GENDER REPRESENTATIONS OF TENNIS PLAYERS IN THE NEW MEDIA:
A CORPUS-ASSISTED CRITICAL DISCOURSE ANALYTIC STUDY
Digitalization has transformed the way news is produced, distributed and received. Traditional textual boundaries are transcended, with novel ways of meaning-making being mobilized to enrich the storytelling and news consumption experience online. As the mediascape evolves, the theorizing of multimodality has taken a new course to account for the distinct possibilities and constraints of each mode, and the constitution of meanings in multimodal wholes (Jewitt, Bezemer, & O'Halloran, 2016). In this talk I will illustrate the importance of a multimodal perspective in understanding the meaning-making process in the new media by drawing examples from a sports context. My
research investigates how female and male professional tennis players are represented on sports news websites and social media. The dataset, which consists of texts and images, was assembled during the 2018 Wimbledon Championships from six sports news websites and three social networking platforms including Facebook, Twitter and Instagram. The entire corpus consists of approximately 2.5 million tokens and 3,000 photographs. Data were analyzed using a corpusassisted critical discourse analytic approach, integrating corpus tools into Fairclough (1995)’s sociocultural approach to critical discourse analysis. Kress & van Leeuwen (2006)’s visual grammar and van Leeuwen (2008)’s social actor network were also drawn on. The discussion will focus on how the gender-bland sexism discourse manifests itself in three interconnected ways: gendered collocates (e.g. a greater variety of lavish vocabulary used for male than female tennis players), gendered visual representation (e.g. contrasting gaze, camera angle and facial expressions) and gendered representation of social actors (e.g. activation for men and passivation for women in face of difficulty). The distinct meanings produced by each mode and how they are combined to form a multimodal whole underpinning the gendered discourse are discussed. The complexity of addressing multimodality in the new media is also considered.

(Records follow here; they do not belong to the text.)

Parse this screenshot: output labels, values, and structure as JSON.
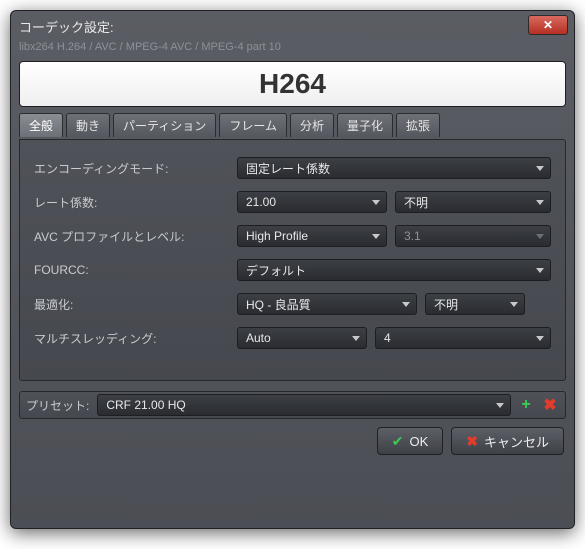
{
  "window": {
    "title": "コーデック設定:",
    "subtitle": "libx264 H.264 / AVC / MPEG-4 AVC / MPEG-4 part 10"
  },
  "banner": "H264",
  "tabs": {
    "items": [
      "全般",
      "動き",
      "パーティション",
      "フレーム",
      "分析",
      "量子化",
      "拡張"
    ],
    "active": 0
  },
  "general": {
    "encoding_mode_label": "エンコーディングモード:",
    "encoding_mode_value": "固定レート係数",
    "rate_factor_label": "レート係数:",
    "rate_factor_value": "21.00",
    "rate_factor_tune": "不明",
    "profile_label": "AVC プロファイルとレベル:",
    "profile_value": "High Profile",
    "level_value": "3.1",
    "fourcc_label": "FOURCC:",
    "fourcc_value": "デフォルト",
    "tuning_label": "最適化:",
    "tuning_value": "HQ - 良品質",
    "tuning_extra": "不明",
    "threading_label": "マルチスレッディング:",
    "threading_mode": "Auto",
    "threading_count": "4"
  },
  "preset": {
    "label": "プリセット:",
    "value": "CRF 21.00 HQ"
  },
  "buttons": {
    "ok": "OK",
    "cancel": "キャンセル"
  }
}
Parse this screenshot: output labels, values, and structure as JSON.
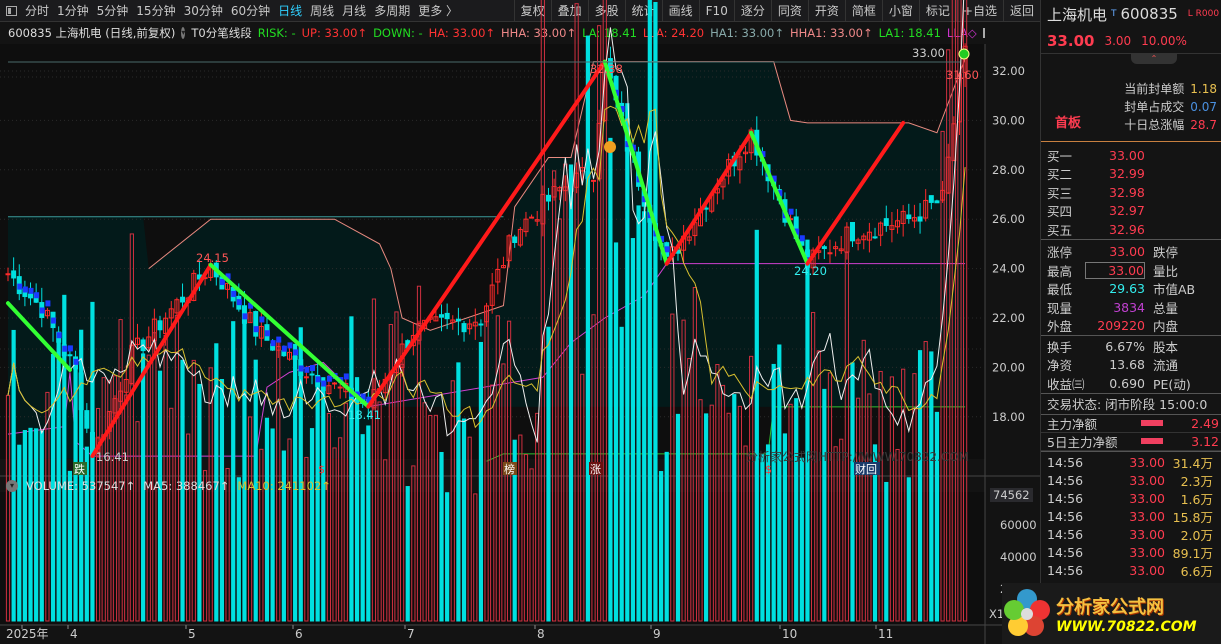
{
  "toolbar": {
    "periods": [
      "分时",
      "1分钟",
      "5分钟",
      "15分钟",
      "30分钟",
      "60分钟",
      "日线",
      "周线",
      "月线",
      "多周期",
      "更多 〉"
    ],
    "active": "日线",
    "actions": [
      "复权",
      "叠加",
      "多股",
      "统计",
      "画线",
      "F10",
      "逐分",
      "同资",
      "开资",
      "简框",
      "小窗",
      "标记",
      "+自选",
      "返回"
    ]
  },
  "info": {
    "title": "600835 上海机电 (日线,前复权)",
    "indicator": "T0分笔线段",
    "risk": "RISK: -",
    "up": "UP: 33.00↑",
    "down": "DOWN: -",
    "ha": "HA: 33.00↑",
    "hha": "HHA: 33.00↑",
    "la": "LA: 18.41",
    "lla": "LLA: 24.20",
    "ha1": "HA1: 33.00↑",
    "hha1": "HHA1: 33.00↑",
    "la1": "LA1: 18.41",
    "lla_": "LLA◇"
  },
  "volume_info": {
    "volume": "VOLUME: 537547↑",
    "ma5": "MA5: 388467↑",
    "ma10": "MA10: 241102↑"
  },
  "price_axis": [
    "32.00",
    "30.00",
    "28.00",
    "26.00",
    "24.00",
    "22.00",
    "20.00",
    "18.00"
  ],
  "volume_axis": {
    "top": "74562",
    "ticks": [
      "60000",
      "40000",
      "20000"
    ],
    "unit": "X10"
  },
  "months": [
    "2025年",
    "4",
    "5",
    "6",
    "7",
    "8",
    "9",
    "10",
    "11"
  ],
  "date_axis_right": "日",
  "annotations": {
    "high1": "24.15",
    "low1": "16.41",
    "low2": "18.41",
    "high2": "32.38",
    "low3": "24.20",
    "last": "33.00",
    "last2": "31.60"
  },
  "markers": [
    "跌",
    "$",
    "榜",
    "涨",
    "$",
    "财回"
  ],
  "watermark": "分析家公式网HTTP://WWW.70822.COM",
  "quote": {
    "name": "上海机电",
    "code": "600835",
    "flags": "L R000",
    "price": "33.00",
    "change": "3.00",
    "pct": "10.00%",
    "tag": "首板",
    "stats": [
      {
        "label": "当前封单额",
        "value": "1.18"
      },
      {
        "label": "封单占成交",
        "value": "0.07"
      },
      {
        "label": "十日总涨幅",
        "value": "28.7"
      }
    ],
    "bids": [
      {
        "label": "买一",
        "value": "33.00"
      },
      {
        "label": "买二",
        "value": "32.99"
      },
      {
        "label": "买三",
        "value": "32.98"
      },
      {
        "label": "买四",
        "value": "32.97"
      },
      {
        "label": "买五",
        "value": "32.96"
      }
    ],
    "grid1": [
      [
        "涨停",
        "33.00",
        "跌停"
      ],
      [
        "最高",
        "33.00",
        "量比"
      ],
      [
        "最低",
        "29.63",
        "市值AB"
      ],
      [
        "现量",
        "3834",
        "总量"
      ],
      [
        "外盘",
        "209220",
        "内盘"
      ]
    ],
    "grid2": [
      [
        "换手",
        "6.67%",
        "股本"
      ],
      [
        "净资",
        "13.68",
        "流通"
      ],
      [
        "收益㈢",
        "0.690",
        "PE(动)"
      ]
    ],
    "status": "交易状态: 闭市阶段 15:00:0",
    "flow": [
      {
        "label": "主力净额",
        "value": "2.49"
      },
      {
        "label": "5日主力净额",
        "value": "3.12"
      }
    ],
    "ticks": [
      [
        "14:56",
        "33.00",
        "31.4万"
      ],
      [
        "14:56",
        "33.00",
        "2.3万"
      ],
      [
        "14:56",
        "33.00",
        "1.6万"
      ],
      [
        "14:56",
        "33.00",
        "15.8万"
      ],
      [
        "14:56",
        "33.00",
        "2.0万"
      ],
      [
        "14:56",
        "33.00",
        "89.1万"
      ],
      [
        "14:56",
        "33.00",
        "6.6万"
      ]
    ]
  },
  "logo": {
    "text": "分析家公式网",
    "url": "WWW.70822.COM"
  },
  "colors": {
    "up": "#ff2a2a",
    "down": "#00e0e0",
    "zigUp": "#ff1a1a",
    "zigDown": "#33ff33",
    "blue": "#1a3aff",
    "band": "#e88a80",
    "fill": "#031a1a",
    "magenta": "#d040d0"
  },
  "chart_data": {
    "type": "candlestick",
    "days": 171,
    "keypoints": [
      [
        0,
        23.8
      ],
      [
        6,
        22.4
      ],
      [
        12,
        19.8
      ],
      [
        15,
        16.41
      ],
      [
        22,
        20.5
      ],
      [
        36,
        24.15
      ],
      [
        44,
        21.5
      ],
      [
        52,
        20.0
      ],
      [
        64,
        18.41
      ],
      [
        72,
        21.5
      ],
      [
        84,
        22.0
      ],
      [
        90,
        25.5
      ],
      [
        98,
        27.2
      ],
      [
        104,
        28.0
      ],
      [
        106,
        32.38
      ],
      [
        110,
        29.0
      ],
      [
        117,
        24.2
      ],
      [
        124,
        26.8
      ],
      [
        132,
        29.5
      ],
      [
        142,
        24.2
      ],
      [
        150,
        25.5
      ],
      [
        160,
        26.0
      ],
      [
        166,
        26.8
      ],
      [
        170,
        33.0
      ]
    ],
    "zigzag": [
      [
        0,
        22.6,
        "d"
      ],
      [
        11,
        19.9,
        "x"
      ],
      [
        15,
        16.41,
        "u"
      ],
      [
        36,
        24.15,
        "d"
      ],
      [
        64,
        18.41,
        "u"
      ],
      [
        106,
        32.38,
        "d"
      ],
      [
        117,
        24.2,
        "u"
      ],
      [
        132,
        29.5,
        "d"
      ],
      [
        142,
        24.2,
        "u"
      ],
      [
        159,
        29.9,
        "x"
      ]
    ],
    "upper_band": [
      [
        25,
        24.0
      ],
      [
        36,
        26.0
      ],
      [
        58,
        26.0
      ],
      [
        66,
        25.0
      ],
      [
        68,
        24.0
      ],
      [
        70,
        22.0
      ],
      [
        75,
        21.5
      ],
      [
        88,
        22.5
      ],
      [
        90,
        26.5
      ],
      [
        96,
        28.5
      ],
      [
        100,
        28.5
      ],
      [
        104,
        32.38
      ],
      [
        136,
        32.38
      ],
      [
        139,
        30.0
      ],
      [
        142,
        29.9
      ],
      [
        160,
        29.9
      ],
      [
        165,
        29.5
      ],
      [
        170,
        32.5
      ]
    ],
    "cyan_line": [
      [
        0,
        26.1
      ],
      [
        88,
        26.1
      ]
    ],
    "lower_band": [
      [
        0,
        17.3
      ],
      [
        10,
        17.6
      ],
      [
        11,
        19.8
      ],
      [
        12,
        17.0
      ],
      [
        15,
        16.41
      ],
      [
        44,
        16.41
      ],
      [
        46,
        19.2
      ],
      [
        50,
        19.8
      ],
      [
        56,
        20.2
      ],
      [
        64,
        18.41
      ],
      [
        95,
        19.6
      ],
      [
        100,
        21.0
      ],
      [
        106,
        22.0
      ],
      [
        113,
        22.9
      ],
      [
        117,
        24.2
      ],
      [
        170,
        24.2
      ]
    ],
    "green_base": [
      [
        85,
        16.2
      ],
      [
        88,
        16.5
      ],
      [
        135,
        16.5
      ],
      [
        136,
        18.4
      ],
      [
        170,
        18.4
      ]
    ],
    "price_ylim": [
      16,
      33.5
    ],
    "volume_ylim": [
      0,
      74562
    ],
    "last_volume": 537547,
    "ma5": 388467,
    "ma10": 241102
  }
}
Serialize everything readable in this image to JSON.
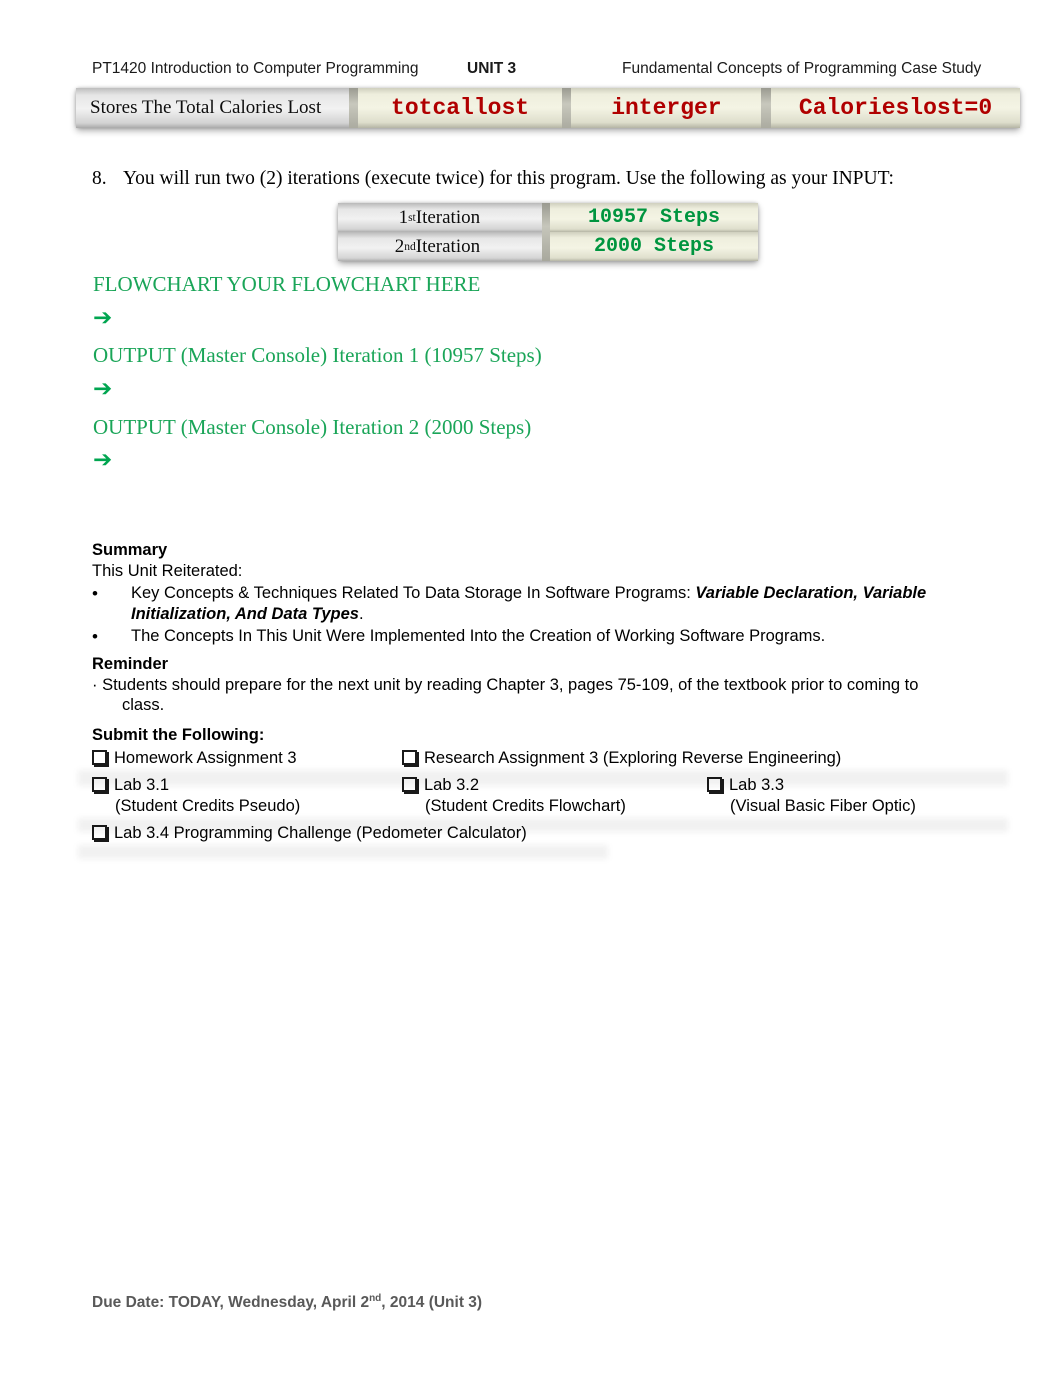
{
  "header": {
    "course": "PT1420 Introduction to Computer Programming",
    "unit": "UNIT 3",
    "title": "Fundamental Concepts of Programming Case Study"
  },
  "variable_table": {
    "description": "Stores The Total Calories Lost",
    "name": "totcallost",
    "type": "interger",
    "initialization": "Calorieslost=0"
  },
  "item8": {
    "number": "8.",
    "text": "You will run two (2) iterations (execute twice) for this program.  Use the following as your INPUT:"
  },
  "iterations": {
    "rows": [
      {
        "ordinal": "1",
        "suffix": "st",
        "label": "Iteration",
        "value": "10957 Steps"
      },
      {
        "ordinal": "2",
        "suffix": "nd",
        "label": "Iteration",
        "value": "2000 Steps"
      }
    ]
  },
  "green_sections": {
    "flowchart_heading": "FLOWCHART YOUR FLOWCHART HERE",
    "output1_heading": "OUTPUT (Master Console) Iteration 1 (10957 Steps)",
    "output2_heading": "OUTPUT (Master Console) Iteration 2 (2000 Steps)",
    "arrow_glyph": "➔"
  },
  "summary": {
    "title": "Summary",
    "subtitle": "This Unit Reiterated:",
    "bullet_glyph": "•",
    "bullets": [
      {
        "lead": "Key Concepts & Techniques Related To Data Storage In Software Programs: ",
        "emphasis": "Variable Declaration, Variable Initialization, And Data Types",
        "tail": "."
      },
      {
        "lead": "The Concepts In This Unit Were Implemented Into the Creation of Working Software Programs.",
        "emphasis": "",
        "tail": ""
      }
    ]
  },
  "reminder": {
    "title": "Reminder",
    "line1": "· Students should prepare for the next unit by reading Chapter 3, pages 75-109, of the textbook prior to coming to",
    "line2": "class."
  },
  "submit": {
    "title": "Submit the Following:",
    "items": [
      {
        "label": "Homework Assignment 3",
        "sub": ""
      },
      {
        "label": "Research Assignment 3 (Exploring Reverse Engineering)",
        "sub": ""
      },
      {
        "label": "Lab 3.1",
        "sub": "(Student Credits Pseudo)"
      },
      {
        "label": "Lab 3.2",
        "sub": "(Student Credits Flowchart)"
      },
      {
        "label": "Lab 3.3",
        "sub": "(Visual Basic Fiber Optic)"
      },
      {
        "label": "Lab 3.4 Programming Challenge (Pedometer Calculator)",
        "sub": ""
      }
    ]
  },
  "footer": {
    "due_date_lead": "Due Date: TODAY, Wednesday, April 2",
    "due_date_sup": "nd",
    "due_date_tail": ", 2014 (Unit 3)"
  },
  "colors": {
    "code_red": "#b00000",
    "steps_green": "#00953f",
    "heading_green": "#1aa558",
    "footer_gray": "#595959",
    "cell_cream": "#f4f4e4",
    "cell_gray": "#f1f1f1"
  }
}
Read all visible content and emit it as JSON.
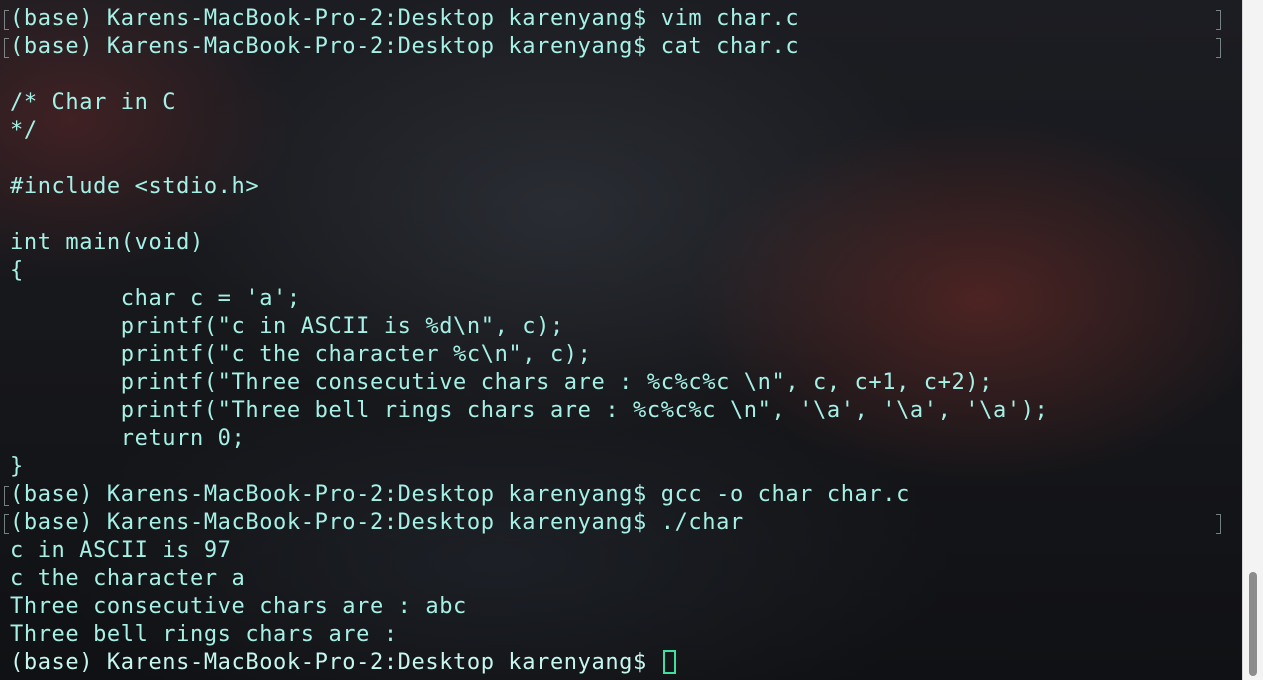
{
  "terminal": {
    "lines": [
      "(base) Karens-MacBook-Pro-2:Desktop karenyang$ vim char.c",
      "(base) Karens-MacBook-Pro-2:Desktop karenyang$ cat char.c",
      "",
      "/* Char in C",
      "*/",
      "",
      "#include <stdio.h>",
      "",
      "int main(void)",
      "{",
      "        char c = 'a';",
      "        printf(\"c in ASCII is %d\\n\", c);",
      "        printf(\"c the character %c\\n\", c);",
      "        printf(\"Three consecutive chars are : %c%c%c \\n\", c, c+1, c+2);",
      "        printf(\"Three bell rings chars are : %c%c%c \\n\", '\\a', '\\a', '\\a');",
      "        return 0;",
      "}",
      "(base) Karens-MacBook-Pro-2:Desktop karenyang$ gcc -o char char.c",
      "(base) Karens-MacBook-Pro-2:Desktop karenyang$ ./char",
      "c in ASCII is 97",
      "c the character a",
      "Three consecutive chars are : abc",
      "Three bell rings chars are :"
    ],
    "prompt": "(base) Karens-MacBook-Pro-2:Desktop karenyang$ "
  },
  "colors": {
    "text": "#a6f1e6",
    "cursor": "#3ee0a0"
  },
  "scrollbar": {
    "position": 0.84
  }
}
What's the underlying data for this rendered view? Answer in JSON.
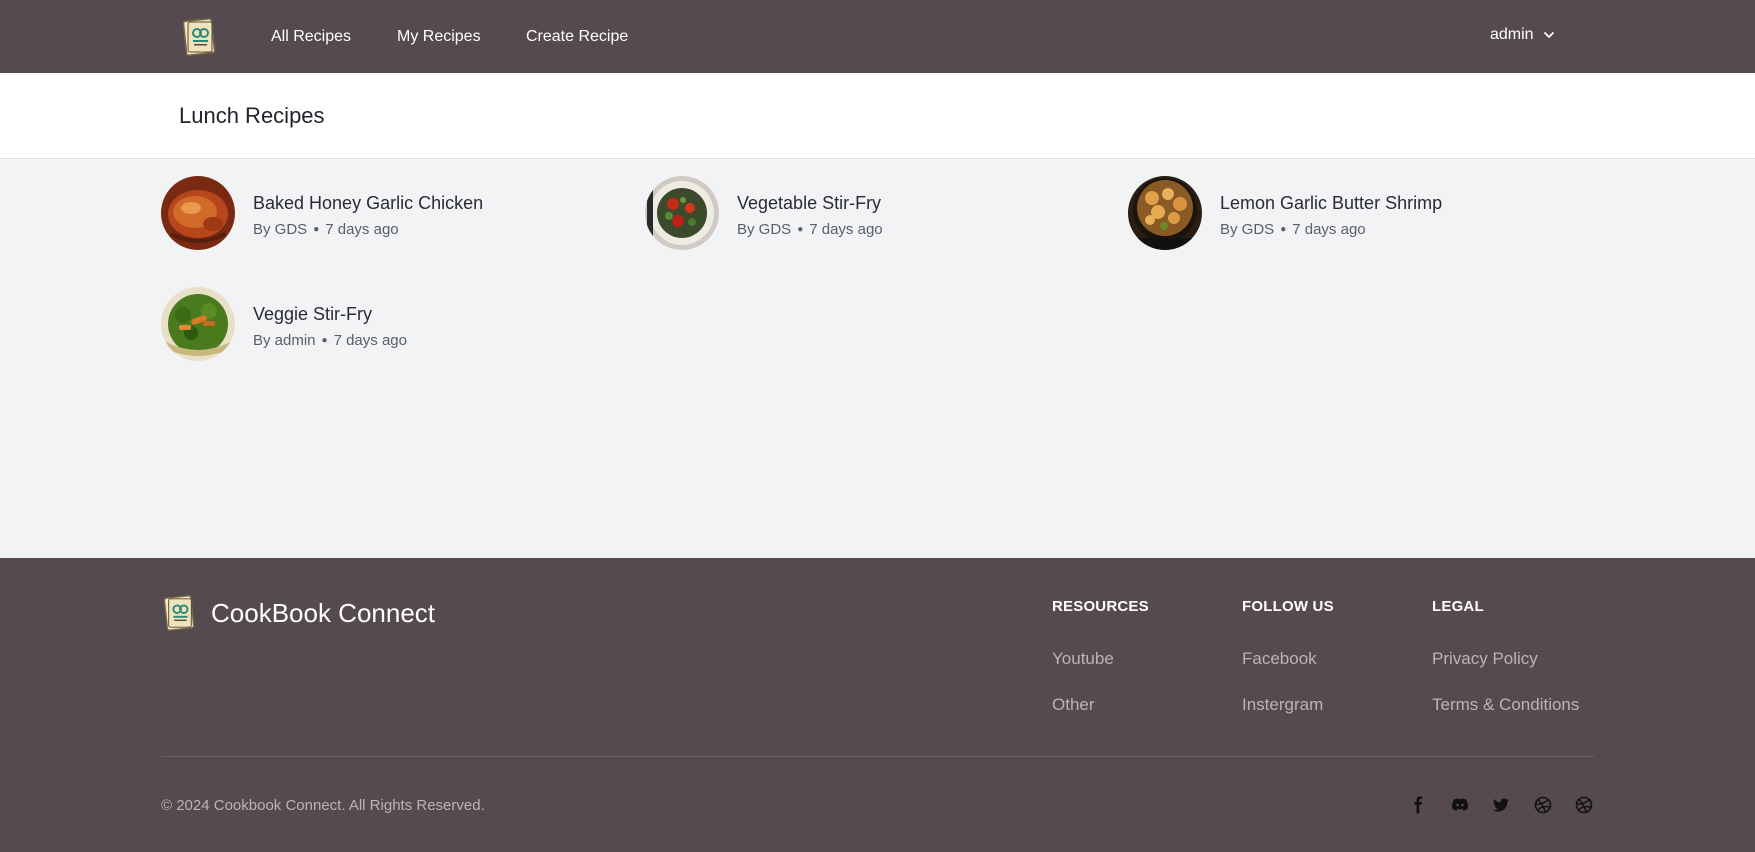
{
  "nav": {
    "logo_icon": "cookbook-logo-icon",
    "links": [
      "All Recipes",
      "My Recipes",
      "Create Recipe"
    ],
    "user": "admin",
    "user_menu_icon": "chevron-down-icon"
  },
  "page": {
    "title": "Lunch Recipes"
  },
  "recipes": [
    {
      "title": "Baked Honey Garlic Chicken",
      "author": "By GDS",
      "time": "7 days ago",
      "image_icon": "roast-chicken-image"
    },
    {
      "title": "Vegetable Stir-Fry",
      "author": "By GDS",
      "time": "7 days ago",
      "image_icon": "stir-fry-bowl-image"
    },
    {
      "title": "Lemon Garlic Butter Shrimp",
      "author": "By GDS",
      "time": "7 days ago",
      "image_icon": "shrimp-pan-image"
    },
    {
      "title": "Veggie Stir-Fry",
      "author": "By admin",
      "time": "7 days ago",
      "image_icon": "broccoli-stir-fry-image"
    }
  ],
  "footer": {
    "brand": "CookBook Connect",
    "columns": [
      {
        "title": "RESOURCES",
        "links": [
          "Youtube",
          "Other"
        ]
      },
      {
        "title": "FOLLOW US",
        "links": [
          "Facebook",
          "Instergram"
        ]
      },
      {
        "title": "LEGAL",
        "links": [
          "Privacy Policy",
          "Terms & Conditions"
        ]
      }
    ],
    "copyright": "© 2024 Cookbook Connect. All Rights Reserved.",
    "social_icons": [
      "facebook-icon",
      "discord-icon",
      "twitter-icon",
      "dribbble-icon",
      "dribbble-icon"
    ]
  },
  "colors": {
    "nav_bg": "#544a50",
    "page_bg": "#f2f3f5",
    "footer_link": "#b9b4b8"
  }
}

Fairclough, N. (1995): Media Discourse. London: Edward Arnold.
Jewitt, C. & Bezemer, J. & O'Halloran, K. (2016): Introducing Multimodality. London: Routledge.
Kress, G. & van Leeuwen, T. (2006): Reading Images: The Grammar of Visual Design. Second Edition. London: Routledge.
van Leeuwen, Theo (2008): Discourse and Practice. New Tools for Critical Discourse Analysis. New York: Oxford University Press.